Полковник Златокрылец — угрюмый, прям, прост, командир боевого полка. Считает, что высшее начальство виновато в отступлении 1941 года. Его боевую командирскую и солдатскую силу чувствуют все. Физически крепок. И голос у него сильный, таким голосом только и останавливать бегущих, поднимать в атаку. Матерщинник.

Он объяснять не любит — приказывает. Товарищ. Готов из котелка отлить солдату баланды. Но уж очень груб.

Люди всегда чувствуют его волю. На работе он старший, крикнет — никто не ослушается.

Его не проведешь, уж он не упустит. С ним можно сварить кашу. Но уж очень груб!

Кириллов — этот умный, но какая-то в нем разболтанность. Подмечает всякую мелочь, а смотрит на все усталыми, полузакрытыми глазами... Равнодушный, людей не любит, но прощает им слабости и подлость. Смерти не боится, а временами тянется к ней.

Про отступление он говорил, пожалуй, умней всех командиров. Он, беспартийный, сказал как-то:

— Я не верю, что коммунисты могут людей сделать лучше. Такого случая в истории не было.

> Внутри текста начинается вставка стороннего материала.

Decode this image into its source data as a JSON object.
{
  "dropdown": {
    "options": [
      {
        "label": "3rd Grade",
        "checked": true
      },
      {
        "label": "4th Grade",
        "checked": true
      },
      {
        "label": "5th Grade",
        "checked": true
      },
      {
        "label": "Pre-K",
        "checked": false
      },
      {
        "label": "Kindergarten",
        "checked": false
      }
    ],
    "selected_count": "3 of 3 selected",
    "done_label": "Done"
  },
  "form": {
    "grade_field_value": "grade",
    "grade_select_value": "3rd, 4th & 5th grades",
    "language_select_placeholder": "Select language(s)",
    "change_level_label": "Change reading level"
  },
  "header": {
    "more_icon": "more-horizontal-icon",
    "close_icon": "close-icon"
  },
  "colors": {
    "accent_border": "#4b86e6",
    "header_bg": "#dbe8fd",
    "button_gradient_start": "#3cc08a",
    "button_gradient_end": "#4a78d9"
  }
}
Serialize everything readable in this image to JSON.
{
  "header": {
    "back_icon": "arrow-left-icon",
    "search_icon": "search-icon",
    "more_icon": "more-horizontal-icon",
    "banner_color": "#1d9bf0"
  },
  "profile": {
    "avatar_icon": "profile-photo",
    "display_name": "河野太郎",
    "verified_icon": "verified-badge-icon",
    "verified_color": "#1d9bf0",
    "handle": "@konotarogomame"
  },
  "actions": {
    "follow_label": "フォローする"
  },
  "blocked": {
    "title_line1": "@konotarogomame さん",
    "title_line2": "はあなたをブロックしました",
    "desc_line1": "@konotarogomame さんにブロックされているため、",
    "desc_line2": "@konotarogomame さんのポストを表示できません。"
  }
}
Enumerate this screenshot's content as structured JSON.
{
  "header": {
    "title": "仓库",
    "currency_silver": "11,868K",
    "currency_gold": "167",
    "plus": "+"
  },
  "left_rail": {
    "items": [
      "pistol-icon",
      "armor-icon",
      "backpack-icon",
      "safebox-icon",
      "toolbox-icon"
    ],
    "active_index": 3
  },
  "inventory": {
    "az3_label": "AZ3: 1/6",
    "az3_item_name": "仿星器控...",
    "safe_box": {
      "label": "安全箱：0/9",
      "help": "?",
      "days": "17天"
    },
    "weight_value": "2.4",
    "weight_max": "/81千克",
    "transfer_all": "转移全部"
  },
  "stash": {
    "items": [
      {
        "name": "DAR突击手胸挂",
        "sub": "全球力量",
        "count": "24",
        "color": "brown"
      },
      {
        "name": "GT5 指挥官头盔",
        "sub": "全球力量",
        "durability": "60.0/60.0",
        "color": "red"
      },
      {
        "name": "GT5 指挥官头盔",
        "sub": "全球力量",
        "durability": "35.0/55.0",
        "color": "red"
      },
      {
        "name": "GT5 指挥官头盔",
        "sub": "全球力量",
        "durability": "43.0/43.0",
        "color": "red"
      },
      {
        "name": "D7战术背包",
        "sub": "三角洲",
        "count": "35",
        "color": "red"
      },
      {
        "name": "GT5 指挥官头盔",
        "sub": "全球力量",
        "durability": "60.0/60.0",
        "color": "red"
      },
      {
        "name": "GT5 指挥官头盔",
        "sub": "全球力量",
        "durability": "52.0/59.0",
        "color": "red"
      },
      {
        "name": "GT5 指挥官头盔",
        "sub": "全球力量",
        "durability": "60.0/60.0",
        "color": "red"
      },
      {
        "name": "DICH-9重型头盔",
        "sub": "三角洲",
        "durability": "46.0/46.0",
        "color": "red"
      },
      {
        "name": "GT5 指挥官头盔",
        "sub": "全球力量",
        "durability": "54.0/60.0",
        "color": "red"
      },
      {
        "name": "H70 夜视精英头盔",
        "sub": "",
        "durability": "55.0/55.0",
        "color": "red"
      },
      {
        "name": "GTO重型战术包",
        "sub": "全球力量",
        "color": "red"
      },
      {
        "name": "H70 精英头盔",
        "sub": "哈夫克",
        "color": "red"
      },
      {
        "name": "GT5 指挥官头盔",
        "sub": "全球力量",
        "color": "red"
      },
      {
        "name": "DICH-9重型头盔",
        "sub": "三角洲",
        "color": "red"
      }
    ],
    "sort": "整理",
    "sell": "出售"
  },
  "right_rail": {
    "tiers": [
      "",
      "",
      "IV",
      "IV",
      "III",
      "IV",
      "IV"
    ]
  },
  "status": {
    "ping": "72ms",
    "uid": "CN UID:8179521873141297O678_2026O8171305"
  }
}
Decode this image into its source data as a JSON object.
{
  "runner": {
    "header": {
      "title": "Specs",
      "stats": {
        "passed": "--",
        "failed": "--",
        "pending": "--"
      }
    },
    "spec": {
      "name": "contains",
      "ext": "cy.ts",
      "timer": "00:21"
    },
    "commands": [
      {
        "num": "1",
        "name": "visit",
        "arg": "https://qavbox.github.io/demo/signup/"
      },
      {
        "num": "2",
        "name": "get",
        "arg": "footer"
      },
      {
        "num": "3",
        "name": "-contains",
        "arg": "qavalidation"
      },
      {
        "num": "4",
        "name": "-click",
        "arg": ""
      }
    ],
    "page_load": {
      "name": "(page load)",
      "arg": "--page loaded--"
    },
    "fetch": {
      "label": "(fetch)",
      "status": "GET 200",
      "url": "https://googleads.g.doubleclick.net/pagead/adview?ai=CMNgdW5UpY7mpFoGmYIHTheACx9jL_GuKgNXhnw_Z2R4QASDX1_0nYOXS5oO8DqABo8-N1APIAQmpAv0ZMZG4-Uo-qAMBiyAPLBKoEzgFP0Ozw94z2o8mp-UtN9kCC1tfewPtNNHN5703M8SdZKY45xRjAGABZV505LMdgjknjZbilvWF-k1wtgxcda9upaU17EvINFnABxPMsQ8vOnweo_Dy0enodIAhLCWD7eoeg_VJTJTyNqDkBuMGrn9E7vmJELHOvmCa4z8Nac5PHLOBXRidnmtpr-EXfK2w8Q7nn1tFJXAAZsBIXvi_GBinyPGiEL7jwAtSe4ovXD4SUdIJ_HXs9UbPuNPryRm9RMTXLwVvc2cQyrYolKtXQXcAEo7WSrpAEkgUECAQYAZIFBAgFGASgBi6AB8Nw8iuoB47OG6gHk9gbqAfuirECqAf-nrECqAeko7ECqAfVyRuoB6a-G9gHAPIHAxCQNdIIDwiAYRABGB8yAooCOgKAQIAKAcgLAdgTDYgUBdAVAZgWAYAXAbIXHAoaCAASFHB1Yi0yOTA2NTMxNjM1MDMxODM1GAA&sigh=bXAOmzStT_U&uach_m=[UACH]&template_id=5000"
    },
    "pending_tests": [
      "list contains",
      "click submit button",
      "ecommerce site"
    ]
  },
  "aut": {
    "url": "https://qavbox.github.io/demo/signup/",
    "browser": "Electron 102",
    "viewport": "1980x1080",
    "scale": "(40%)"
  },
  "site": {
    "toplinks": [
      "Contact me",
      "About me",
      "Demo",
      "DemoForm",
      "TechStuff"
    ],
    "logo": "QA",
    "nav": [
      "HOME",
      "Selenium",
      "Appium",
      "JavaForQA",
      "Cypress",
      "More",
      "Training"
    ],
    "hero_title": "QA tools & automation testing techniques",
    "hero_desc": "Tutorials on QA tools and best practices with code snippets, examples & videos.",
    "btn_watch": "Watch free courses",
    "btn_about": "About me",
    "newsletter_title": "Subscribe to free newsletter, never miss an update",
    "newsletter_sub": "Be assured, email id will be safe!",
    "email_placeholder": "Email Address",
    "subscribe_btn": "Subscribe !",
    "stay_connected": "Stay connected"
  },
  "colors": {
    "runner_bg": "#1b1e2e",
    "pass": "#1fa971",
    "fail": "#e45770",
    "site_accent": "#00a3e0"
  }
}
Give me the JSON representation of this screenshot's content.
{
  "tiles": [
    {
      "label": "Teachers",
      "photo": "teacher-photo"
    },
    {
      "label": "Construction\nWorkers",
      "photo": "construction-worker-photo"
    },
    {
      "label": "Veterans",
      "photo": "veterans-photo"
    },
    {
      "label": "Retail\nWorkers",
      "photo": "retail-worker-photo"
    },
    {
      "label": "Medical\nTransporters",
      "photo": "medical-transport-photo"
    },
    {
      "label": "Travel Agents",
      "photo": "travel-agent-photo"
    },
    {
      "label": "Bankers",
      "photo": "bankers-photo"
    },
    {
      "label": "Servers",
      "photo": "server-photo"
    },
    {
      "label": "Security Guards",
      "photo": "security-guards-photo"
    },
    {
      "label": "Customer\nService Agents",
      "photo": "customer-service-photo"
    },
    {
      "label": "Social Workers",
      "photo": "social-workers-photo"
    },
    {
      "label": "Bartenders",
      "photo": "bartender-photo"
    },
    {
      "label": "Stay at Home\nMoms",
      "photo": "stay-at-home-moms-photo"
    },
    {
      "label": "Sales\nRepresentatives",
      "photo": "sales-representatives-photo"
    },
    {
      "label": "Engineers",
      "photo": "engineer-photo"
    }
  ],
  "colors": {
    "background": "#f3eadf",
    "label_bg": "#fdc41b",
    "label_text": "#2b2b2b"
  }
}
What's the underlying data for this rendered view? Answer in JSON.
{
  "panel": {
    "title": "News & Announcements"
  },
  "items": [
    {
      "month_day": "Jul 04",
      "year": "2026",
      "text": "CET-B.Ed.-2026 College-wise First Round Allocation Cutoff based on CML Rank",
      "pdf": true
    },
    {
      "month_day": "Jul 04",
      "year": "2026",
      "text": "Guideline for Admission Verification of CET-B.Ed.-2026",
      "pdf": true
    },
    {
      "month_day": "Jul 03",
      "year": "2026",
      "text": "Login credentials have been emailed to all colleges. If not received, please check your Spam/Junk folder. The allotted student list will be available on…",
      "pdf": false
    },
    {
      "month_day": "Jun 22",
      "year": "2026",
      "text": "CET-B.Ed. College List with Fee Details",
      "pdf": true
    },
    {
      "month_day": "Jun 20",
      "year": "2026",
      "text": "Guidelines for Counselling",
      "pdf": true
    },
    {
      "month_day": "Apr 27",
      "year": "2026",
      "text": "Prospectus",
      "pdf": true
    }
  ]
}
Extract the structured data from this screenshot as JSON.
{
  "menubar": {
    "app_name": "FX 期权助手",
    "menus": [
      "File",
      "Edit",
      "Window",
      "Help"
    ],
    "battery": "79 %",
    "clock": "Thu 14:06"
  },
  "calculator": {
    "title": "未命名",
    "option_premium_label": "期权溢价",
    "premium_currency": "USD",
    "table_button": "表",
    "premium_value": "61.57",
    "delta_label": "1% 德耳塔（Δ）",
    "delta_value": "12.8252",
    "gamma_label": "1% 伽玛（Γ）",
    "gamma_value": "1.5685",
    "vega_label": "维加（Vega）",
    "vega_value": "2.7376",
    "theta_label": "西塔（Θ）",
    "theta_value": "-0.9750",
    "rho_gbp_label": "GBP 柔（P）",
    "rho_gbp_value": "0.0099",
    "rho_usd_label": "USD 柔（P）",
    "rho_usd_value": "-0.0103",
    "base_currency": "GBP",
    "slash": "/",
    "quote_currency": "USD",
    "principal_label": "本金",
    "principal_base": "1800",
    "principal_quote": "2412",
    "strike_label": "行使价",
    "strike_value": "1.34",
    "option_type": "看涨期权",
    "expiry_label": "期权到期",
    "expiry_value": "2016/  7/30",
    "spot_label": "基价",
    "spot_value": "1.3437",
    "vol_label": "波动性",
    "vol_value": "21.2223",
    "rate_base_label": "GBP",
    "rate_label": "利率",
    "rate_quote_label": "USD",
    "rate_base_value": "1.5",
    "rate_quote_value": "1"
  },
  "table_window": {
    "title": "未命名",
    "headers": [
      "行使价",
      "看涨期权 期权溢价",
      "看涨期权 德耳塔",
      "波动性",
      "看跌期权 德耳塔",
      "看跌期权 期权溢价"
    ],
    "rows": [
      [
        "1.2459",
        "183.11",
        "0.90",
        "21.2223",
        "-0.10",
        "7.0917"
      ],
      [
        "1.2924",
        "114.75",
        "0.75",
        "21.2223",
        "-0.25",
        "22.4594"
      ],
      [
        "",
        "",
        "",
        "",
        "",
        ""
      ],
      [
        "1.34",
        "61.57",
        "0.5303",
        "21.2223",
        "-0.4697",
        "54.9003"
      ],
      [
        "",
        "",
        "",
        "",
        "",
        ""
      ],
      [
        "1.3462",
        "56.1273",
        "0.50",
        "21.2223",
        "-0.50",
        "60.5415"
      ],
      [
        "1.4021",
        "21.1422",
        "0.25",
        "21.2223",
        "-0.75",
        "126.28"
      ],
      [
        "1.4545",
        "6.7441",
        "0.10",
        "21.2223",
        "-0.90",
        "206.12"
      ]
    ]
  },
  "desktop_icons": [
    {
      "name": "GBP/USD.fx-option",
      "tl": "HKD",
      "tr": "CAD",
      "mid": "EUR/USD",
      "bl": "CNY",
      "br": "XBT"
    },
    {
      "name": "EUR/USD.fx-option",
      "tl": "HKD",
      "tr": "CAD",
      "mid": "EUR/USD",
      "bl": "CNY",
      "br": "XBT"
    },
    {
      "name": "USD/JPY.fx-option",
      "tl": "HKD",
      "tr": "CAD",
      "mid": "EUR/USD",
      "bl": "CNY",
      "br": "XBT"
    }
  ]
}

Как будто безразличен ко всему, а ночью плакал на нарах, на вопрос Ершова долго молчал, потом сказал негромко: "Россию жалко". Но вохкий он какой-то, мягкий. Как-то сказал: "Ох, по музыке я соскучился". А вчера с какой-то сумасшедшей улыбочкой он сказал: "Ершов, послушайте, я вам стишки прочту". Ершову стихи не понравились, но он их запомнил, и они назойливо лезли в голову.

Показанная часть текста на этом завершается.